The Gidneytown and Quassaick Creeks flow through the town and city of Newburgh until they meet at a location long called “New Mills” (the west end of Broadway) and join to flow to the Hudson as the Quassaick Creek. Wherever a little stream was, to relieve the stress of a hot summer day, there was nothing like crouching by the rushing water and floating leaf boats and turning stones to look for crayfish.

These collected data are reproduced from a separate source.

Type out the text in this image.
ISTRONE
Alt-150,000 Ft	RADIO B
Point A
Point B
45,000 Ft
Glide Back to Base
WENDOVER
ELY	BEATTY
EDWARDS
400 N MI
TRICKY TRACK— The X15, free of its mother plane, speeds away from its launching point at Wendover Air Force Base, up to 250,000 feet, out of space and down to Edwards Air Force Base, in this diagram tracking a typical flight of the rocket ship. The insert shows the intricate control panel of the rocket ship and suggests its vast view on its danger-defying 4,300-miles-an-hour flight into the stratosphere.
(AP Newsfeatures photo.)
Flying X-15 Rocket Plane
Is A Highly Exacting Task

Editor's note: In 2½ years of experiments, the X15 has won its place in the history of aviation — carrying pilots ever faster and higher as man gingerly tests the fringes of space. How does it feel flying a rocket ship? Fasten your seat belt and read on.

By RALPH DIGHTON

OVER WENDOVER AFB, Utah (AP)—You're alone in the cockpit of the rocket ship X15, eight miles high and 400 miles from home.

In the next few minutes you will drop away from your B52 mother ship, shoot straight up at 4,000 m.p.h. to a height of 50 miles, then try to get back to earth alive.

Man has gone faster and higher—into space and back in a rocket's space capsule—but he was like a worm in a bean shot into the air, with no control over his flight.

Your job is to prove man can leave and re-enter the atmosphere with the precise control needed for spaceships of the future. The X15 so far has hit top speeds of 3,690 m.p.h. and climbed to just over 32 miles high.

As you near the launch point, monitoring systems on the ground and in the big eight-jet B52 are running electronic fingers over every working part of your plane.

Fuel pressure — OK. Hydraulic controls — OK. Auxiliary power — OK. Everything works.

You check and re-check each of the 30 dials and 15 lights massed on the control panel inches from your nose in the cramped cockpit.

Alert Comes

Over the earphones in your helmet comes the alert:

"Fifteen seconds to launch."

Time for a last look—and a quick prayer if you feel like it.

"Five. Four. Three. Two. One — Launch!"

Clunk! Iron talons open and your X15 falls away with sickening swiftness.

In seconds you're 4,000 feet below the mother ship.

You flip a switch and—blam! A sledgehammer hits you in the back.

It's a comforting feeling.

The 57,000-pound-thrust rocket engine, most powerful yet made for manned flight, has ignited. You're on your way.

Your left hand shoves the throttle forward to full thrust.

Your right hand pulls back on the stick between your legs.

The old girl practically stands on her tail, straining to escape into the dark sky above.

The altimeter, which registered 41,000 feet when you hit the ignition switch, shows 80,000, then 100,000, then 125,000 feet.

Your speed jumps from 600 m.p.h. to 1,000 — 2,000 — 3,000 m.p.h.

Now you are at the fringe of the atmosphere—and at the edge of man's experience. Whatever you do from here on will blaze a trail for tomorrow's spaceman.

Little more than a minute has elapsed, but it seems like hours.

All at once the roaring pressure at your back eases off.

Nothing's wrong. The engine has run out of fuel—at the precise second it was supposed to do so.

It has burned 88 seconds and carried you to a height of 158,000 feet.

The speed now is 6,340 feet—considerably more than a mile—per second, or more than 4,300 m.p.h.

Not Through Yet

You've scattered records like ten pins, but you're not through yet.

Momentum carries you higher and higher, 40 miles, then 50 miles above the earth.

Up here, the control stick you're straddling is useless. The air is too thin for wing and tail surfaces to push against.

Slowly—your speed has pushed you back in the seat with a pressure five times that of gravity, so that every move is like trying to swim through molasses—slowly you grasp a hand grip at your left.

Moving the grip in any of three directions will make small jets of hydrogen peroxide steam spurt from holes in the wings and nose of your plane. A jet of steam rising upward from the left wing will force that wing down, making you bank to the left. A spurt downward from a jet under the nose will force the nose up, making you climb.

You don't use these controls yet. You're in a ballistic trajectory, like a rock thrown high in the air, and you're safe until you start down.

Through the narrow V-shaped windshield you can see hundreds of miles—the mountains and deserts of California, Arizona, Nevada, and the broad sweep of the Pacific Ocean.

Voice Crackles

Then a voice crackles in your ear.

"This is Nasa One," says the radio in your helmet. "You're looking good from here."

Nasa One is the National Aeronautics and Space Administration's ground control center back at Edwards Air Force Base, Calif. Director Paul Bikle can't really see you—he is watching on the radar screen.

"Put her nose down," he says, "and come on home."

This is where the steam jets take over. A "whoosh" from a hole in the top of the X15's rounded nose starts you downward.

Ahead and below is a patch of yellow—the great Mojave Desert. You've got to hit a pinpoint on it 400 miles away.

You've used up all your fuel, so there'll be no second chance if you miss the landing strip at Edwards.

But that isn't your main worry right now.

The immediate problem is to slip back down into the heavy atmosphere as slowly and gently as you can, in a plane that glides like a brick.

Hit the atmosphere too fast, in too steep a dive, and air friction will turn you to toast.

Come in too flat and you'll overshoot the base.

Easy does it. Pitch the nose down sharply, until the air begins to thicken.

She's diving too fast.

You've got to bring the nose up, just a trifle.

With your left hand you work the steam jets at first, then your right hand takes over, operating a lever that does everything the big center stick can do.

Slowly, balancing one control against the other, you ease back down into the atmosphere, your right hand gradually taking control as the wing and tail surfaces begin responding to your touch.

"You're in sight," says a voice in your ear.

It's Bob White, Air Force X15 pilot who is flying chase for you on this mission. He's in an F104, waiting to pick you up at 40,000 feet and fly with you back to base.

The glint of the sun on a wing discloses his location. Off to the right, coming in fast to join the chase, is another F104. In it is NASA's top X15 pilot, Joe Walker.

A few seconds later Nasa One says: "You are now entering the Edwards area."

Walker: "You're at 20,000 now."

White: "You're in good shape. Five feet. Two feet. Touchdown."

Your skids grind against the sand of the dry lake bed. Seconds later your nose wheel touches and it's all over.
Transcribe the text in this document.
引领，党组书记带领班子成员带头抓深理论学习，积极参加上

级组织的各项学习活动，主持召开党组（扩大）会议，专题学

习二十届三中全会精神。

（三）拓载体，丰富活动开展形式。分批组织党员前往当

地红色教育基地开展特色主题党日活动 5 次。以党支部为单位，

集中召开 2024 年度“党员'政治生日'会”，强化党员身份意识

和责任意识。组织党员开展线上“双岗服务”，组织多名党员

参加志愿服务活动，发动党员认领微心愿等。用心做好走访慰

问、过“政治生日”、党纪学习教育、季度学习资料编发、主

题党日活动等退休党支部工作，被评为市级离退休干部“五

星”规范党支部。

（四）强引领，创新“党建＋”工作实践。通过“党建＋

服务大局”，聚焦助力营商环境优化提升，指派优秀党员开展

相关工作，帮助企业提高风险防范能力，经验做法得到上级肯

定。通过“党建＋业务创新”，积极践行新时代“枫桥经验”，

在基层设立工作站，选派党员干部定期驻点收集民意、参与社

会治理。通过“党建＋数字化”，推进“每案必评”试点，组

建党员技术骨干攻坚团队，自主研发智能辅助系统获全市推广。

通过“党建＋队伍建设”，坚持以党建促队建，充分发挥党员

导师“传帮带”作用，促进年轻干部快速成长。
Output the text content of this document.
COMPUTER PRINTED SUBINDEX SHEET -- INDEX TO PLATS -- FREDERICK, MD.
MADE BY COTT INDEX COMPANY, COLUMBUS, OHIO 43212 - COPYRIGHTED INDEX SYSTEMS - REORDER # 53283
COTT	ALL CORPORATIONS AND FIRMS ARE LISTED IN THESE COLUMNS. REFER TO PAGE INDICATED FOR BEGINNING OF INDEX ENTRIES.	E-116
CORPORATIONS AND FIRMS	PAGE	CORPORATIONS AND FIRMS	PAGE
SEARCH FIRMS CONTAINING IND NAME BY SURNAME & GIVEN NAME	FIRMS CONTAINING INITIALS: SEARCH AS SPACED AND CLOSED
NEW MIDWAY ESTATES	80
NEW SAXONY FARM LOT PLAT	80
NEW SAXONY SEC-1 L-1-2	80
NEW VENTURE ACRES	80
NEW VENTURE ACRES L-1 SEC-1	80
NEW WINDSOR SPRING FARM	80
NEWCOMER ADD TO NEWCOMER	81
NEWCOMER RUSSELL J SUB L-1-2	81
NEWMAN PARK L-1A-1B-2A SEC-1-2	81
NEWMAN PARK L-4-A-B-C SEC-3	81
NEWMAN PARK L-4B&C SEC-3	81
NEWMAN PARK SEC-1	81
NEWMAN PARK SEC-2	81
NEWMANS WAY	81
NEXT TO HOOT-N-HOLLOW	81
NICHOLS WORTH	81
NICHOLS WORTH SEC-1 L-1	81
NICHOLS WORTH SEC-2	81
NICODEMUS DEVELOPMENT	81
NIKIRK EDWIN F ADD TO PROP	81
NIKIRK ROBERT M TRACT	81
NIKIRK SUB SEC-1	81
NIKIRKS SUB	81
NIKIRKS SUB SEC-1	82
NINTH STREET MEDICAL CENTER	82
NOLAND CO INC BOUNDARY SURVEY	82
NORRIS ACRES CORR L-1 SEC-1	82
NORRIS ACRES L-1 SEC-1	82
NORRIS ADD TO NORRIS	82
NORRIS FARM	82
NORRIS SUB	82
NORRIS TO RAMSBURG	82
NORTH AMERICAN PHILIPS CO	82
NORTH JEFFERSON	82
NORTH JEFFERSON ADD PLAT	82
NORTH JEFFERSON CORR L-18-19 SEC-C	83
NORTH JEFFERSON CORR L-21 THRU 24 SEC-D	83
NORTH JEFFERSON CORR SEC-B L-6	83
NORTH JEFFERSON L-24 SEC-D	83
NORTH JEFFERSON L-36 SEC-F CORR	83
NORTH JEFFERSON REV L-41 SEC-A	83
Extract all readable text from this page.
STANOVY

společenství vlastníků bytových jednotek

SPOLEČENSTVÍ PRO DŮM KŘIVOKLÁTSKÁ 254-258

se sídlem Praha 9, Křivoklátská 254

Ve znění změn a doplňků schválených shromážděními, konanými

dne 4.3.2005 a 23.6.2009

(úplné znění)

Before our time, in the nineteenth century, Newburgh had even more small ponds to sit beside and springs to visit for a cool drink on a hot day. The southwest corner of the intersection of Broadway and Lake Street was once a pond called Poll Rose’s Pond at least through the 1840’s. The best public spring in the village was on Clark Street near Saint George’s Cemetery under the site of the former Washington Street School. Newburgh’s first hardworking villagers walked there for buckets of fresh, cold water. Spring Street gets its name from serving the same purpose a couple of blocks downhill. Those two springs and the brooks surrounding them formed a natural little pond between Ann and Washington Streets east of Clark. Before the man-made Polly, the land that became Downing Park had a small pond on its Dubois Street side just north of Third Street. It emanated from another spring named Highland Spring in the years before the Civil War and beside that pond was the Highland Spring Starch Factory. Imagine exiting Mount Saint Mary College to a big splash as your car rides into another pond. Until the 1880’s, one sat where Willett Avenue is now and covered the lots of about 15 present homes. Another pond existed down near Montgomery Street on the east side of Highland Gardens, the Andrew Jackson Downing estate. So many brooks ran through Newburgh that there was even a small reservoir built in the 1840’s uphill behind Liberty Street in the vicinity of today’s Chambers Street.

In this 21st century, we must be vigilant about safety and pollution and private property. We can’t all roam Newburgh the way our grandparents did. If you are in range of a natural water feature today, cherish it and visit it at least once during this long hot summer for a moment of refreshment.